Obudził mnie krzyk dobiegający z poza jaskini. Wyszłam i zobaczyłam
Urazę stojącą przed moją jaskinią. Gdy mnie zobaczyła zdziwiona spytała:
- Już nie śpisz? - spytała.
- Nie, kto krzyczał? - spytałam z rozkojażona.
- Nikt nie krzyczał. - odpowiedziała jeszcze bardziej zdziwiona.
"Pewnie mi się przysłyszało"- pomyślałam.
- Pójdziesz ze mną na polowanie? - zaproponowała.
- Chętnie bym poszła. - odpowiedziałam i ruszyliśmy w kierunku małego lasu nieopodal mojej jaskini.
Gdy już się zagłębiliśmy w lesie zaczęliśmy szukać zdobyczy. Ku
mojemu zdziwieniu po paru minutach wytropiliśmy okazałego jelenia.
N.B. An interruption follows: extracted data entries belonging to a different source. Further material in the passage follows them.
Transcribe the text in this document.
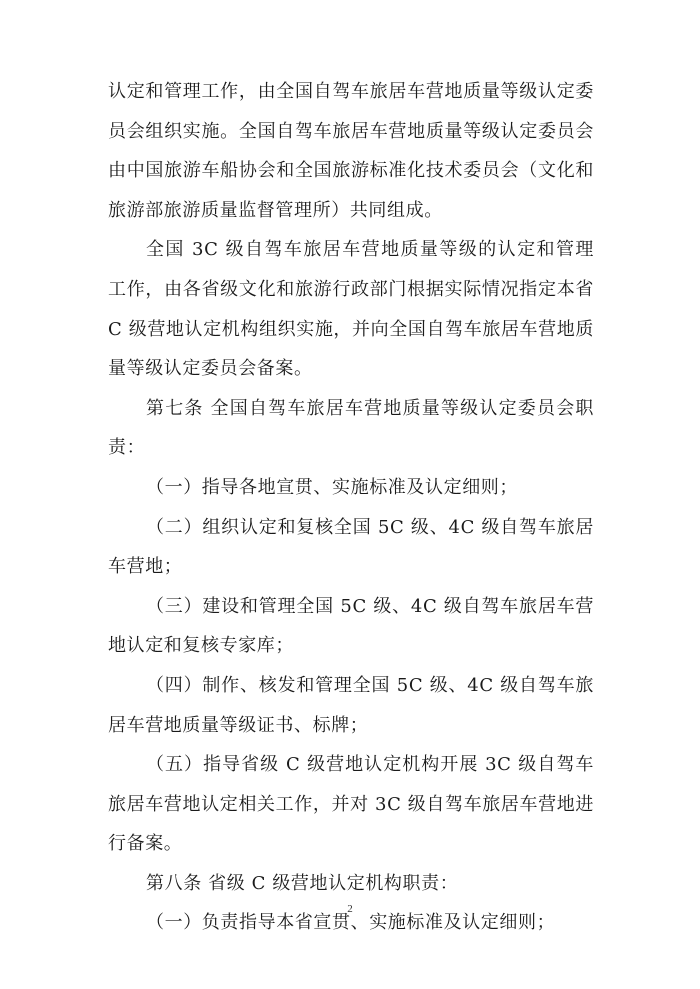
认定和管理工作，由全国自驾车旅居车营地质量等级认定委员会组织实施。全国自驾车旅居车营地质量等级认定委员会由中国旅游车船协会和全国旅游标准化技术委员会（文化和旅游部旅游质量监督管理所）共同组成。

全国 3C 级自驾车旅居车营地质量等级的认定和管理工作，由各省级文化和旅游行政部门根据实际情况指定本省 C 级营地认定机构组织实施，并向全国自驾车旅居车营地质量等级认定委员会备案。

第七条 全国自驾车旅居车营地质量等级认定委员会职责：

（一）指导各地宣贯、实施标准及认定细则；

（二）组织认定和复核全国 5C 级、4C 级自驾车旅居车营地；

（三）建设和管理全国 5C 级、4C 级自驾车旅居车营地认定和复核专家库；

（四）制作、核发和管理全国 5C 级、4C 级自驾车旅居车营地质量等级证书、标牌；

（五）指导省级 C 级营地认定机构开展 3C 级自驾车旅居车营地认定相关工作，并对 3C 级自驾车旅居车营地进行备案。

第八条 省级 C 级营地认定机构职责：

（一）负责指导本省宣贯、实施标准及认定细则；

2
Zwierzę pasło się w gąszczu. Gdy sobie przypomniałam że nie mamy łuku i
strzał Uraza nagle wyciągnęła zza siebie łuk i strzałe i wystrzeliła ją
prosto w serce jelenia. Wzięliśmy truchło i gdy się obejrzeliśmy jeleń
zniknął.
- Gzie on jest?:O- spytałam zdziwiona.
- Nie wiem... - odpowiedziała.
Zapanowała nagła cisza a po chwili Uraza odrzekła:
- Straciłam apetyt.- powiedziała zmieszana całą tą sytuacją.
- Ja też. - odparłam.
- Wracajmy już. - zaproponowała.
- To chodźmy. - odpowiedziałam i ruszyliśmy bez zastanowienia.